Deanna Krokos is a student at Harvard Law School

It has been a busy month for the NLRB. In a 3-1 party-line decision on Thursday, the board upheld an agency judge’s ruling that misclassifying workers as independent contractors does not violate federal labor law. The ruling rested on the conclusion that misclassification does not interfere with the right to organize protected by the National Labor Relations Act. However, many argue that the act of misclassification does just that—it considers actual employees, who have the right to organize, to be independent contractors who do not. The Board found that the company did not threaten to fire the Velox Express Inc. medical couriers over participation in concerted activities, and that absent that Section 8(a)(1) violation, the employer has yet to break the law. Obama-appointed Board member Lauren McFerran was the lone opposing vote, finding that “when an employer incorrectly tells workers that they are not employees, it says they have no labor law rights.  The chilling effect on their ability to exercise such rights is clear.”

Further, as Andrew wrote yesterday, the NLRB has issued another decision that erodes the rights of workers. In Bexar County, the Board ruled that contractors who work on premises not owned by their employer have no “access rights” to that property for organizing or education efforts. Contractors that spend 88% of working time at one location, like the Symphony-musician plaintiffs in Bexar County, were deemed to have the same legal access rights as non-employee strangers—that is, none. As Andrew importantly highlighted, the decision will affect growing populations of “fissured” workers in the janitorial and food service sectors that have seen falling labor standards as jobs have been converted to contract positions.

As Labor Day turns 125 this weekend, Vox reports that Americans’ attitudes toward labor unions has climbed to one of the highest levels in 50 years. A recent Gallup Poll shows that 64% of Americans support labor unions, which is 16% higher than the same metric in the middle of the Great Recession.

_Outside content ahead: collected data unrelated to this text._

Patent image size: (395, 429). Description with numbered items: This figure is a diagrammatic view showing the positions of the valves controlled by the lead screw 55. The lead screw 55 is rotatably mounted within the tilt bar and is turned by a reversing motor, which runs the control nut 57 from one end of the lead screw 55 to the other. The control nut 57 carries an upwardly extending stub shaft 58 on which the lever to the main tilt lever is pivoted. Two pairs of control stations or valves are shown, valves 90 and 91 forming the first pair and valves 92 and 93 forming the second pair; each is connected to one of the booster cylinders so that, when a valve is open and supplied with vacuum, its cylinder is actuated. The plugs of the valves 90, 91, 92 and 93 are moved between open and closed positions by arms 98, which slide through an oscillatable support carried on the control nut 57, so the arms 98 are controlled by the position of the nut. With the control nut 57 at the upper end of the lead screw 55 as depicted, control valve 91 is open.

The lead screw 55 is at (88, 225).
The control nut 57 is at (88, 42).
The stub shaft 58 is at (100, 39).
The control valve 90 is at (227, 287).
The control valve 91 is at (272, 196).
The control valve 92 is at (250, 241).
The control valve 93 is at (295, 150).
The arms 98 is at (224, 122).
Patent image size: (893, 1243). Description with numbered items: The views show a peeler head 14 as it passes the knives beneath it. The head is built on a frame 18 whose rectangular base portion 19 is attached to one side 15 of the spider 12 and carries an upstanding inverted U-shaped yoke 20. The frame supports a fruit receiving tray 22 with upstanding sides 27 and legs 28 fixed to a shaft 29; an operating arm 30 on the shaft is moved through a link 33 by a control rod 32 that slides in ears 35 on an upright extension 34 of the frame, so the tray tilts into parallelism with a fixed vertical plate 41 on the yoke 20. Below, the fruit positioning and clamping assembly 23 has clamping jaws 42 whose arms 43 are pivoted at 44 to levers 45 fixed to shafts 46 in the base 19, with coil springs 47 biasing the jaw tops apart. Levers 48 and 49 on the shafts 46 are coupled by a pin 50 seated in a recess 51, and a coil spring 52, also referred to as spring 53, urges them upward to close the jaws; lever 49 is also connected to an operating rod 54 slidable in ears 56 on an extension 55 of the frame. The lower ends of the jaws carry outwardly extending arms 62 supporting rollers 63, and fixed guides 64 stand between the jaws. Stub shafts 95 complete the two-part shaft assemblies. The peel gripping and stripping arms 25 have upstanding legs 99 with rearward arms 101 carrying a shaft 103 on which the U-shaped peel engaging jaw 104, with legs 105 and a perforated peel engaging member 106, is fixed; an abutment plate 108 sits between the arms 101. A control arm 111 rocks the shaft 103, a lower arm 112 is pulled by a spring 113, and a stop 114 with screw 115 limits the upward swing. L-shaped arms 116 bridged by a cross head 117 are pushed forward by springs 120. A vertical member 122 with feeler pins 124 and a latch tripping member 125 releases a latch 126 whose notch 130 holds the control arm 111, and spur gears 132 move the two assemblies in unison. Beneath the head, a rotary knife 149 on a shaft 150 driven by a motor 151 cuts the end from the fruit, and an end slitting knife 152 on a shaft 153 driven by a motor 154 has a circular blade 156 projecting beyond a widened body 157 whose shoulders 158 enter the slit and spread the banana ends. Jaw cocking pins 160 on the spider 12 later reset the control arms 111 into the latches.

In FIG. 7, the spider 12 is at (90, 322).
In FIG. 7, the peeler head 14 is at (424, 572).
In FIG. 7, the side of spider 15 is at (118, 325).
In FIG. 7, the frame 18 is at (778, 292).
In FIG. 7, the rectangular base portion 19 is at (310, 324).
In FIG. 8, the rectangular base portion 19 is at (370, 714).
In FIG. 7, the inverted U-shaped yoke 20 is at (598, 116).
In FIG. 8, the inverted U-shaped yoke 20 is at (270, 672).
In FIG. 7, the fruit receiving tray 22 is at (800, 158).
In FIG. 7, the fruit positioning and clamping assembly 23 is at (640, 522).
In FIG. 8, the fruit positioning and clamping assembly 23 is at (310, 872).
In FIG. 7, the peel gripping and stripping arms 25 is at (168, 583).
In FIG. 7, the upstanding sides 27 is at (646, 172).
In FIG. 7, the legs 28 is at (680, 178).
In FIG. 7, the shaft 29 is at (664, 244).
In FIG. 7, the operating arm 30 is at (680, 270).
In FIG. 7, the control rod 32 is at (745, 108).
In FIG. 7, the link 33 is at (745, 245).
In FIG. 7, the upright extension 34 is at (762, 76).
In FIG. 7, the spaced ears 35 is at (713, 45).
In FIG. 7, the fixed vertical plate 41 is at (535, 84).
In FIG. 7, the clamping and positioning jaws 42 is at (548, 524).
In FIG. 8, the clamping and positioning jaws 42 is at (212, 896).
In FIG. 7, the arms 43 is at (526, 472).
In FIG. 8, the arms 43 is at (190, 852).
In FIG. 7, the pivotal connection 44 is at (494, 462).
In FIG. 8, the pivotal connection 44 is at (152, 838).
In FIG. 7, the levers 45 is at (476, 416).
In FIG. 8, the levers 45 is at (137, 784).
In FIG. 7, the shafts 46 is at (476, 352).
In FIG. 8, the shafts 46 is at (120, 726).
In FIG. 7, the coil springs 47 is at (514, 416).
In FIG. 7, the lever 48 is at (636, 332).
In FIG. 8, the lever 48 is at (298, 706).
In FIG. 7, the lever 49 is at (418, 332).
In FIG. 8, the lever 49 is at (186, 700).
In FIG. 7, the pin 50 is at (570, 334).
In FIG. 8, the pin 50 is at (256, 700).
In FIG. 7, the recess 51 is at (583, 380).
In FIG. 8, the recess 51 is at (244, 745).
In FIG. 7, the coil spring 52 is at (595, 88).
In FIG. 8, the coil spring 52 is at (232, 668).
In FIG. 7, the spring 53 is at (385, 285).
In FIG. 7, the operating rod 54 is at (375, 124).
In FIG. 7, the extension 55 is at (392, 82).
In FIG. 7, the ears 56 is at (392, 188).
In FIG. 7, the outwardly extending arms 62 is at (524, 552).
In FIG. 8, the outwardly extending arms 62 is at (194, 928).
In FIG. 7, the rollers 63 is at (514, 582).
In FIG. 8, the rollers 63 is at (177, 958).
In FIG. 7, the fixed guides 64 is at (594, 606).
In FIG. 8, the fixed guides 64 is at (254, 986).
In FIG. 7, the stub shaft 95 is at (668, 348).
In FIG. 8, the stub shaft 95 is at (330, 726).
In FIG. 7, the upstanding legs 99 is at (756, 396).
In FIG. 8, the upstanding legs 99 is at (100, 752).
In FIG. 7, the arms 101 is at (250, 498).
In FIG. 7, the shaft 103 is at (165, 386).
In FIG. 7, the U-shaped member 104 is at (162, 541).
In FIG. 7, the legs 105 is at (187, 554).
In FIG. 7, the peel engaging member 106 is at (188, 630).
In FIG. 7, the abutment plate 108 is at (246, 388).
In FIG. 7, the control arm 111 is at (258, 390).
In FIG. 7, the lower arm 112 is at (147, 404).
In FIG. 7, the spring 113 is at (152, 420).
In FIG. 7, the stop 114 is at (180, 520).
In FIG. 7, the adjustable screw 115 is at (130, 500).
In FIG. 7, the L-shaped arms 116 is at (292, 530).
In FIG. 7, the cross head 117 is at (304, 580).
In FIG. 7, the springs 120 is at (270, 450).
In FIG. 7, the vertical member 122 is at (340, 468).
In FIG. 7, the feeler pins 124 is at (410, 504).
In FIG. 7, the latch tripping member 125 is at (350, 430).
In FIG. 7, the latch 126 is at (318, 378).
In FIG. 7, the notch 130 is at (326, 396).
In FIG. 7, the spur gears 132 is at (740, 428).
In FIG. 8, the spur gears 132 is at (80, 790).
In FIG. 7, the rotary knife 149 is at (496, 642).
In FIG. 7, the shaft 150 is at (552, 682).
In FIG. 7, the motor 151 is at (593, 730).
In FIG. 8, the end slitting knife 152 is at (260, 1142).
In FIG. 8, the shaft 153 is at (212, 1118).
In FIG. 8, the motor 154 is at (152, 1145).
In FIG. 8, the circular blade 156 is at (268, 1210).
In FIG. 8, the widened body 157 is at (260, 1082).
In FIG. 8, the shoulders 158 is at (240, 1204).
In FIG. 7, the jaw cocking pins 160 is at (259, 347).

In 2003, the statistic reached 65%, and progressively declined during the mid-2000s. CBS and Vox commentators note that even as support rises, membership has not, as the labor movement faces significant challenges protecting the right to organize. The increasingly fissured economy (and rulings like Bexar), the expansion of state-based “Right to Work” legislation, as well as last year’s Janus ruling have all levied significant blows against the right to organize.  Currently, 10.5% of the workforce is unionized, a marked decline from the high-point of 35% in 1954.

I wrote this summer about the rise of companies requiring employees to non-compete agreements in low-wage jobs and internships. This week, the Economic Policy Institute released a report contextualizing the effect of non-competes on vulnerable workers in an increasingly fissured economy. The report exhaustively explains the harm these agreements can do to workers, and how their use in low-wage industries departs from traditional understandings of their purpose.